Service revenue is a type of revenue that is recorded in a company's income statements. It reflects the money earned by providing services to customers within a defined accounting period. According to accrual accounting, the service revenue account reports the commissions accrued by a company during the period of time indicated in the heading of the income statement. Service revenue includes work done, whether or not it was billed.
It is an operating income account and will appear at the top of the company's income statement. When you successfully provide or perform a service, the revenue you earn from it is what we call service revenue. Service revenue does not include any income from shipping goods, nor does it include any interest income. It can be a single consultation appointment or a service that the company completes for a customer once.

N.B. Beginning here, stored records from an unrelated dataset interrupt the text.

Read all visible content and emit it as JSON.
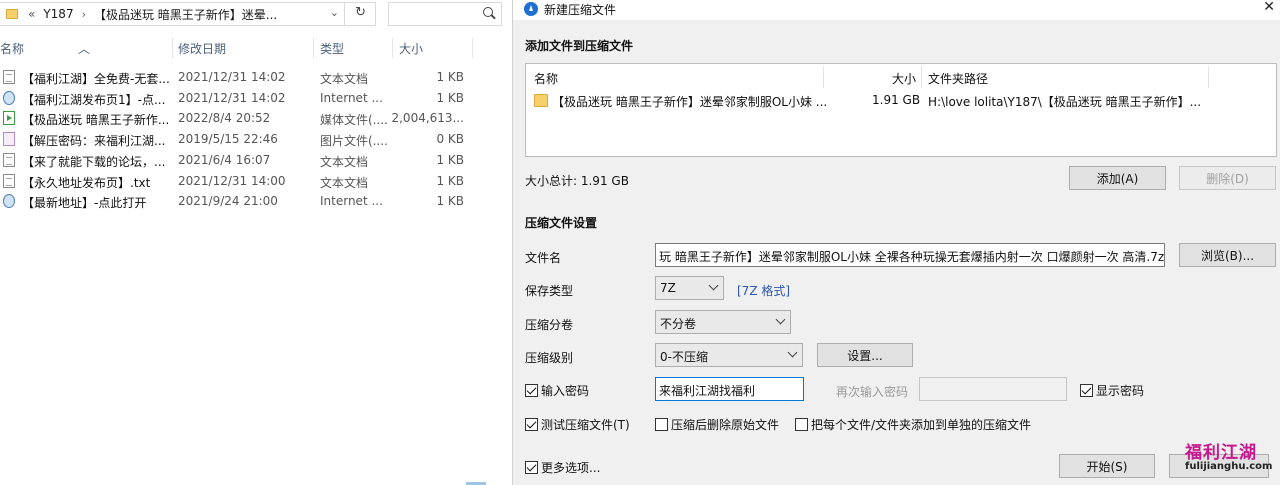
{
  "explorer": {
    "address": {
      "chevrons": "«",
      "crumb1": "Y187",
      "sep": "›",
      "crumb2": "【极品迷玩 暗黑王子新作】迷晕..."
    },
    "columns": {
      "name": "名称",
      "date": "修改日期",
      "type": "类型",
      "size": "大小"
    },
    "files": [
      {
        "icon": "text-file-icon",
        "name": "【福利江湖】全免费-无套...",
        "date": "2021/12/31 14:02",
        "type": "文本文档",
        "size": "1 KB"
      },
      {
        "icon": "internet-shortcut-icon",
        "name": "【福利江湖发布页1】-点...",
        "date": "2021/12/31 14:02",
        "type": "Internet ...",
        "size": "1 KB"
      },
      {
        "icon": "video-file-icon",
        "name": "【极品迷玩 暗黑王子新作...",
        "date": "2022/8/4 20:52",
        "type": "媒体文件(....",
        "size": "2,004,613..."
      },
      {
        "icon": "image-file-icon",
        "name": "【解压密码：来福利江湖...",
        "date": "2019/5/15 22:46",
        "type": "图片文件(....",
        "size": "0 KB"
      },
      {
        "icon": "text-file-icon",
        "name": "【来了就能下载的论坛，...",
        "date": "2021/6/4 16:07",
        "type": "文本文档",
        "size": "1 KB"
      },
      {
        "icon": "text-file-icon",
        "name": "【永久地址发布页】.txt",
        "date": "2021/12/31 14:00",
        "type": "文本文档",
        "size": "1 KB"
      },
      {
        "icon": "internet-shortcut-icon",
        "name": "【最新地址】-点此打开",
        "date": "2021/9/24 21:00",
        "type": "Internet ...",
        "size": "1 KB"
      }
    ]
  },
  "dialog": {
    "title": "新建压缩文件",
    "add_section": "添加文件到压缩文件",
    "list": {
      "headers": {
        "name": "名称",
        "size": "大小",
        "path": "文件夹路径"
      },
      "row": {
        "name": "【极品迷玩 暗黑王子新作】迷晕邻家制服OL小妹 ...",
        "size": "1.91 GB",
        "path": "H:\\love lolita\\Y187\\【极品迷玩 暗黑王子新作】..."
      }
    },
    "total_size": "大小总计: 1.91 GB",
    "add_button": "添加(A)",
    "delete_button": "删除(D)",
    "settings_section": "压缩文件设置",
    "filename_label": "文件名",
    "filename_value": "玩 暗黑王子新作】迷晕邻家制服OL小妹 全裸各种玩操无套爆插内射一次 口爆颜射一次 高清.7z",
    "browse_button": "浏览(B)...",
    "save_type_label": "保存类型",
    "save_type_value": "7Z",
    "format_link": "[7Z 格式]",
    "split_label": "压缩分卷",
    "split_value": "不分卷",
    "level_label": "压缩级别",
    "level_value": "0-不压缩",
    "settings_button": "设置...",
    "password_checkbox": "输入密码",
    "password_value": "来福利江湖找福利",
    "reenter_label": "再次输入密码",
    "show_password": "显示密码",
    "test_checkbox": "测试压缩文件(T)",
    "delete_after": "压缩后删除原始文件",
    "each_separate": "把每个文件/文件夹添加到单独的压缩文件",
    "more_options": "更多选项...",
    "start_button": "开始(S)",
    "close_glyph": "✕"
  },
  "watermark": {
    "text": "福利江湖",
    "url": "fulijianghu.com"
  }
}
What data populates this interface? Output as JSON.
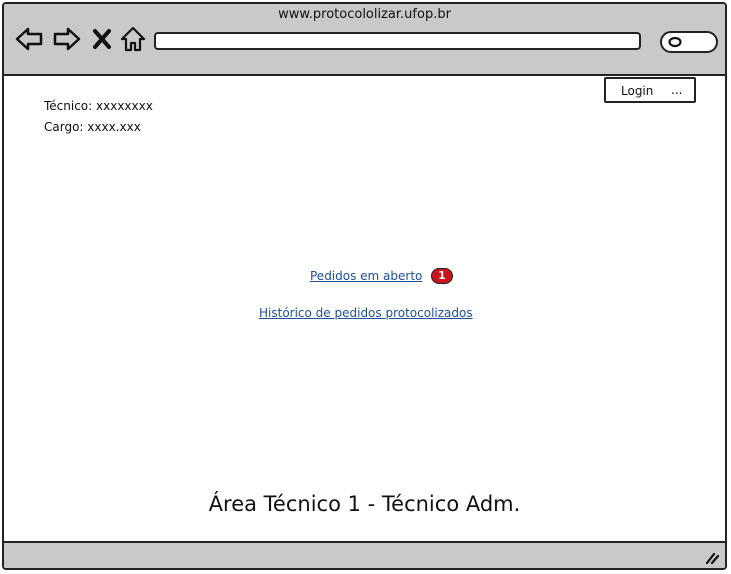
{
  "browser": {
    "site_title": "www.protocololizar.ufop.br",
    "address_value": "",
    "icons": [
      "back-icon",
      "forward-icon",
      "close-icon",
      "home-icon",
      "search-icon",
      "resize-icon"
    ]
  },
  "user": {
    "tecnico_line": "Técnico: xxxxxxxx",
    "cargo_line": "Cargo: xxxx.xxx"
  },
  "login": {
    "label": "Login",
    "dots": "..."
  },
  "main": {
    "open_requests_link": "Pedidos em aberto",
    "open_requests_count": "1",
    "history_link": "Histórico de pedidos protocolizados",
    "area_title": "Área Técnico 1 - Técnico Adm."
  },
  "colors": {
    "chrome": "#c9c9c9",
    "link": "#1f4f9a",
    "badge": "#c8141a"
  }
}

This means that all charges for services provided to date can be included in an income statement, even if all invoices have not yet been sent to customers. Revenue from services is recorded in your books every time it is earned, regardless of whether the payment is received or not. Receivables are generally created when buyers pay a company for its products or services with credit. Revenue from services may be presented in a separate item, which appears near the top of the income statement.
Service revenue plus product revenue equals your company's total revenue for a defined accounting period. Revenue from services appears on a balance sheet as accounts receivable for services provided, which are also known as accounts payable. This amount is usually indicated separately from other accounts receivable because it is not considered cash. To manage the termination of an unpaid service, you submit it in the accounts receivable category.
For example, when you provide a service, you earn cash or promise to be paid at a later date (accounts receivable). While service revenue is not an asset in accrued securities accounting, accounts receivable or cash payments that come from services are balance sheet assets. Prepaid expenses are funds that have been spent preemptively on goods or services that will be received in the future. However, service revenues contribute to your asset account on your general ledger if you use the double-entry accounting system.